Let's take your argument at face value - let's assume that Jewish radicals are as common among the Jews as Muslim radicals are among the Muslims. We disagree about the cause and the effect in the holy land, so let's disregard it. Please list for me all terror attacks that are plausibly attributed to Jews - worldwide. Then tell me how much larger the Muslim population is than the Jewish population. I'll use your own numbers to respond with an appropriate number of terror attacks plausibly attributed to Muslims.
If I can't beat the target number I'll rescind my stance.
Those values seem to be exactly the ones being discarded by the Christo-fascists of the USA.
My point is that the so-called Christian values are nothing to do with the reported teachings of Jesus and instead are used to justify the exact opposite.
The ACTUAL teachings by Supreme Leader Khamenei (remember, the HIGHEST Shia authority according to some) include that school girls who are to be killed for not wearing hats should be raped, because the Muslim God judges children based on if they have been raped. With teachings like this, I'm OK with muslims not following the teachings.
I did not realize that the point of discussion had changed to specifically Christo-fascists of the USA. My point still stands in regard to the vast majority of Christians you will meet.

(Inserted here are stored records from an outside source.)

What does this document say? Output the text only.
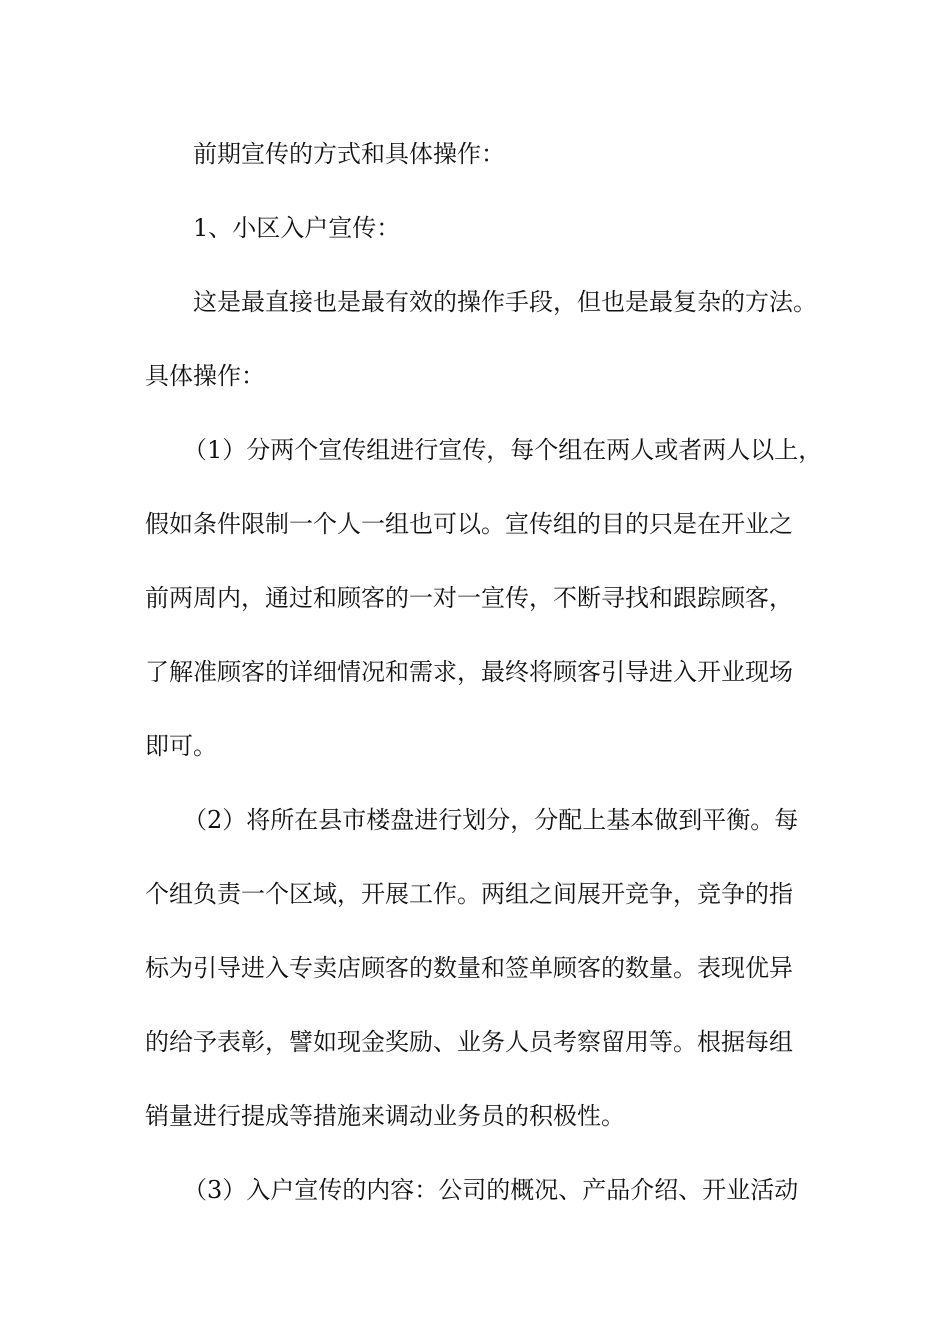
前期宣传的方式和具体操作：
1、小区入户宣传：
这是最直接也是最有效的操作手段，但也是最复杂的方法。
具体操作：
（1）分两个宣传组进行宣传，每个组在两人或者两人以上，
假如条件限制一个人一组也可以。宣传组的目的只是在开业之
前两周内，通过和顾客的一对一宣传，不断寻找和跟踪顾客，
了解准顾客的详细情况和需求，最终将顾客引导进入开业现场
即可。
（2）将所在县市楼盘进行划分，分配上基本做到平衡。每
个组负责一个区域，开展工作。两组之间展开竞争，竞争的指
标为引导进入专卖店顾客的数量和签单顾客的数量。表现优异
的给予表彰，譬如现金奖励、业务人员考察留用等。根据每组
销量进行提成等措施来调动业务员的积极性。
（3）入户宣传的内容：公司的概况、产品介绍、开业活动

One thing that I can not stand about some modern fanatics is the representation of 1% of a population as if they represent the whole. Don't bring up Christo-fascists of the USA as representative of Christian values. That's highjacking the subject to your pet cause.
> Do you value separation of state and religious authority? Women's rights? Minority rights? Human dignity? Equality before the law? Sanctity of life? Individual moral responsibility? Monogamous marriage? The objective study of history? Fair trial? Witnesses at trial? Tolerance of alternative viewpoints?
Sorry, I thought you were pointing out the many issues with the current US administration and you were showing the difference between Christo-fascists and Christians who value the teachings of Jesus.
Big breaking news. Saw multiple posts hitting around here. Happened to be on, other submissions still coming in (already hour old story), easy to catch the dupes, usual suspects.
Read the site regularly. Posts/topics aren't fresh.